Uma pessoa leiga em biodiversidade certamente não está familiarizada com os animais que viviam onde hoje está sua própria cidade. Ao invés disso, conhecem muito bem pombas, pardais, ratos, baratas, moscas, lagartixas e toda sorte de espécies que jamais são encontradas em ambientes naturais, mas apenas em cidades, principalmente associada aos seus dejetos. Esses organismos, geralmente comensais, acompanham os humanos há milhares de anos, constituindo o que chamamos de fauna sinantrópica. Muitos foram trazidos ao continente americano nas caravelas dos colonizadores europeus, espalhando-se rapidamente pelos habitats artificiais que os humanos criam no entorno como: casas, jardins, fazendas, margens de estradas, lixões e tantos outros. A fauna sinantrópica inclui muito (mas não só) do que consideramos como pragas ou que espalha doenças, as chamadas zoonoses. Por isso, o contato contínuo com esses organismos introjeta uma ideia errônea de que a presença de fauna em geral é desagradável ligada a doenças, portanto, passível de ser eliminada.

Nessa toada, a fauna local, que não tem nada com isso, também passa a ser alvo de extermínio. Um exemplo clássico é o combate incessante contra serpentes e anfíbios, ainda que a maioria seja inofensiva. Pouco é divulgado sobre o importante papel desses animais na manutenção do equilíbrio ambiental ao predar insetos e roedores que agem como vetores de doenças. Como se já não bastasse a perda progressiva de seus respectivos ambientes, a escassa população deles ainda é perseguida e morta devido ao desconhecimento e à ignorância científica básica da população. Por fim temos os caçadores, adeptos de um nefasto extermínio da biodiversidade, e que se escondem sob os mais absurdos subterfúgios como o de “caçar para comer”; evidentemente sem sustentação quando se considera uma exuberante cadeia de produção de proteína animal a qual temos fácil acesso. Ressalvo aqui os povos da floresta, que há milênios se utilizam da caça como forma genuína de subsistência, sempre em equilíbrio com o que a natureza é capaz de repor.
Suprindo as necessidades
O acesso à proteína animal – outro fator que contribui muito para a substituição da fauna nativa – advém da domesticação. Diversas espécies animais e vegetais, desenvolvidas para suprir suas necessidades de vestimentas, alimentos e serviços, acompanha os humanos há pelo menos 14 mil anos. Ao fundar um povoado, esses organismos geram um impacto significativo na vegetação primitiva e na teia alimentar pré-existente. Vegetais como o trigo e o milho, usualmente melhores adaptados, por vezes chegam a eliminar por completo seus competidores locais. Na maioria das vezes os próprios humanos se encarregam de eliminá-las propiciando assim melhores condições para suas espécies eleitas. Concentrados em empreendimentos agropastoris, as monoculturas além de provocar acentuada retração da diversidade, ainda funcionam como atrativos de pragas de cultivares específicos ou zoonoses as quais acabam por protagonizar uma grande explosão populacional.
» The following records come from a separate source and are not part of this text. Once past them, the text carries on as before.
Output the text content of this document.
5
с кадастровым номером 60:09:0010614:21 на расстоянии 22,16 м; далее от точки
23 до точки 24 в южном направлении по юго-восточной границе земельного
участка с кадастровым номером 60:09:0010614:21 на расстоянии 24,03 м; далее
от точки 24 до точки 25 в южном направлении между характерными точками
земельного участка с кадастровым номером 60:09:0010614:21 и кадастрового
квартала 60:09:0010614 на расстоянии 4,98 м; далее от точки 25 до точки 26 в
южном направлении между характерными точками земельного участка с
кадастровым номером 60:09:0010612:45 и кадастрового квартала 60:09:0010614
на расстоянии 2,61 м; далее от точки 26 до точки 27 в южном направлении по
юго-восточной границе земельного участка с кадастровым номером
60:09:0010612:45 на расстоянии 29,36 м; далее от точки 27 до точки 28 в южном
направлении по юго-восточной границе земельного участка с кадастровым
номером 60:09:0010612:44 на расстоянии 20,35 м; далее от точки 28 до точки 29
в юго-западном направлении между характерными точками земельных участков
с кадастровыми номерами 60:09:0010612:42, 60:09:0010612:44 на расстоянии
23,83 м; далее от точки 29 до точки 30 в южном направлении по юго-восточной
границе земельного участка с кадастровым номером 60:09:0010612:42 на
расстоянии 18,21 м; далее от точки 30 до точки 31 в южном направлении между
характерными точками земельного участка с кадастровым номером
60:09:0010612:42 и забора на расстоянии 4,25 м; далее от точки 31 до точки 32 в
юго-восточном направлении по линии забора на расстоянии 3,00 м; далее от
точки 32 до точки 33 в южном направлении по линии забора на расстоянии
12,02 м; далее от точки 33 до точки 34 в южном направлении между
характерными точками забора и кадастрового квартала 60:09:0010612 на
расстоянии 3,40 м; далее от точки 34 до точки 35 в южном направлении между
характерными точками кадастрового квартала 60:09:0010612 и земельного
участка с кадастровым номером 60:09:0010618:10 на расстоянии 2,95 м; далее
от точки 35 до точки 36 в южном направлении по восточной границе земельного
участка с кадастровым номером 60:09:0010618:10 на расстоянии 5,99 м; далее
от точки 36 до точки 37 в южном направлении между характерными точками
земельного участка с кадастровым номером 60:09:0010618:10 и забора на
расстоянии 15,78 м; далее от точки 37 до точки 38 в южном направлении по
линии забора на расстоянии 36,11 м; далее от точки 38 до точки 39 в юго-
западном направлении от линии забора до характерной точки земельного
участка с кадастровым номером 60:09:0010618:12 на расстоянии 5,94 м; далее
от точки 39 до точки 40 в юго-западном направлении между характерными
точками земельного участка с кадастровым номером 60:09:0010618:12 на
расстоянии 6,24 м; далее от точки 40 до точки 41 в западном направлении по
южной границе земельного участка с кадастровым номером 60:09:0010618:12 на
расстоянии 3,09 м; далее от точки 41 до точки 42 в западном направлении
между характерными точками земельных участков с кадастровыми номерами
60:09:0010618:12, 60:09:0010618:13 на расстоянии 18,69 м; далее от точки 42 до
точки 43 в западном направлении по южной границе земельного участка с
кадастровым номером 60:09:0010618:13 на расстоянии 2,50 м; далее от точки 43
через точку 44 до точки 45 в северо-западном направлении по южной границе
Assim, a partir do desenvolvimento das cidades, novas relações ecológicas se estabelecem tornando a fisionomia primitiva praticamente irreconhecível. Nesse novo cenário, caracterizado pela perda da diversidade, pela introdução de novas espécies geneticamente melhoradas, pela chegada da fauna sinantrópica e pelo combate às espécies nativas, associado às poucas espécies sobreviventes do bioma original, o equilíbrio ambiental atinge um novo patamar, geralmente caracterizado pelo empobrecimento das teias alimentares e das relações ecológicas e pela extinção de espécies a uma taxa nunca vista antes.

Secundariamente, a retração da cobertura vegetal também interfere acentuadamente no balanço do carbono atmosférico por meio de duas frentes: devido ao empobrecimento da cobertura vegetal, o que acarreta menor sequestro de carbono e outra, bem mais grave, por meio do aumento das emissões de gases de efeito estufa decorrentes do uso de veículos e dos poluentes despejados no ar pelas indústrias e pelo comércio que se estabelecem. Além de contribuir para aumentar o efeito estufa, a energia solar ainda é refletida sob a forma de calor pela alvenaria, provocando um significativo aumento na temperatura local.
Diminuição da fauna
O impacto na fauna também se faz sentir. Relatórios recentes de órgãos ligados à Organização das Nações Unidas (ONU) dão conta de que as populações de mamíferos, répteis, anfíbios, aves e peixes caíram 60% entre 1970 e 2014 devido à expansão do asfalto, desconsiderando-se os invertebrados, o que agravaria ainda mais essa cifra. É provável que ainda neste século, perderemos ao menos um milhão das quase oito milhões de espécies na Terra devido à presença humana.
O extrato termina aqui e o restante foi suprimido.